Shailja: Why would the army come here all the way from Delhi?
Didi: In those days, emperors and kings, played such tricks. They tried to make smaller kingdoms a part of their own kingdom. This was done sometimes by friendship, sometimes by flattery, or even by marriage between families. And when nothing else worked, they also attacked them!
Kalyani: Why is it that Aurangzeb’s army could not get into the fort? He had so many soldiers and big guns.
Shailja: Didn’t you see these strong thick walls? In the map there is a long deep ditch (pit) along the wall. How could the army enter?
Shreedhar: If the army tried to come from a different side, then the soldiers in the bastions would have seen it from a distance. No wonder it was difficult to attack the fort!
Kalyani: Imagine! The army is coming on horses and elephants, with all their guns. Here, the Sultan's army stands fully prepared.
Shailja: Oh no! How many people and soldiers on both the sides must have been killed in all this fighting? Why do people attack and have wars?
Shreedhar: Guns and cannons are things of the past now. These days many countries have nuclear bombs. A single bomb can cause so much destruction!
When there was no telephone:
Didi asked us to wait at the king's palace.
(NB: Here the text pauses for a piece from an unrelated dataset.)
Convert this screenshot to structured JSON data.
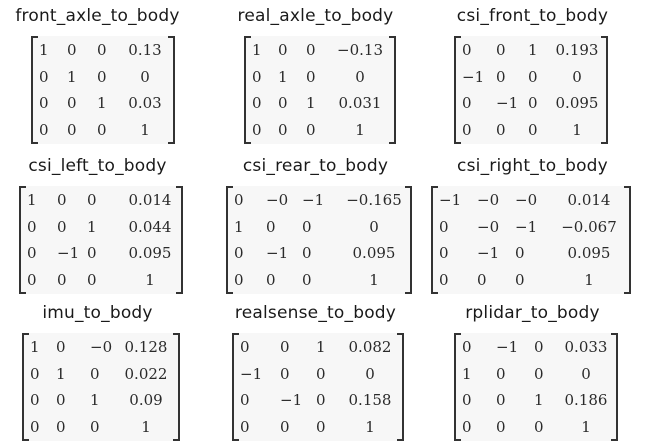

She herself went to Fateh Darwaza. A while later we heard Didi’s voice, “Alert! I am Sultan Abul Hassan. I am very fond of music and Kuchipudi dance.” We all laughed. We were surprised how didi’s voice could be heard from so far. She later told us that if you stand at Fateh Darwaza whatever you speak can be heard at the king’s palace.
Arrangements for water:
The picture shown here is made after seeing a very old painting of
those times. Can you think why bullocks have been used here? Use your hand movement to show in which direction the drum attached
to the rod moves when the bullocks move. In which direction would the ‘toothed wheel’ move?
Look, this pole shown under the ground joins with another
wheel which has a number of pots on it.
Now imagine, how would this garland of pots lift water from the well?
Do you now get some idea about how the tanks could have been filled by lifting water from the wells? Even today we can see clay pipes in the walls of the fort. These pipes would have been used to carry water to different places in the palace.
What a sad sight!
Talking, whistling and listening to our own echo we were walking
through this mehrab (arch).
Shreedhar: Oh! The breeze feels so cool in this tunnel.
Shailja: It was written that soldiers stayed here.
Shreedhar: See this board, but look what the wall is like!
Shailja: Oh! Think how this wall has seen thousands of years go by. It has seen kings and queens, horses and elephants, war and peace... But we have spoilt it in just a few years.
Kalyani: I don’t understand, what kind of fun do people get in writing their names all over the place like this?
Close your eyes and go back in time!
Imagine that you are in those days when there was a busy town inside Golconda. Think about the questions given below and discuss in class. You could even put up a play.
What is the Sultan doing in the palace? What kind of clothes is he wearing? What dishes are being offered to him? But why does he seem so worried? And in what language is he talking?
Going to the museum:
After seeing Golconda, the children also went to a museum in Hyderabad. Many old items are kept there. Many things were found when the place around Golconda was dug – like pots, jewellery, swords, etc.
Shailja: Oh! Why are these broken pieces of pots kept in the almirah? See that small plate made of bronze. That blue piece seems to be made of ceramic (clay).
Didi : It is through all these things that we come to know how people of those times lived, what they used and what things they made. If all these would not have been kept here, how would you know so much about those times?
Make your own museum:
Rajni teaches in a Government school in Mallapuram district in Kerala. Together with the children of her class, she has collected many old things from all the houses. Like old walking sticks, locks, umbrellas, wooden slippers (khadaun), pots, etc.
They also saw what these things look like today. Rajni and the children put up an exhibition, which people from the neighbourhood came to see. You could also do this.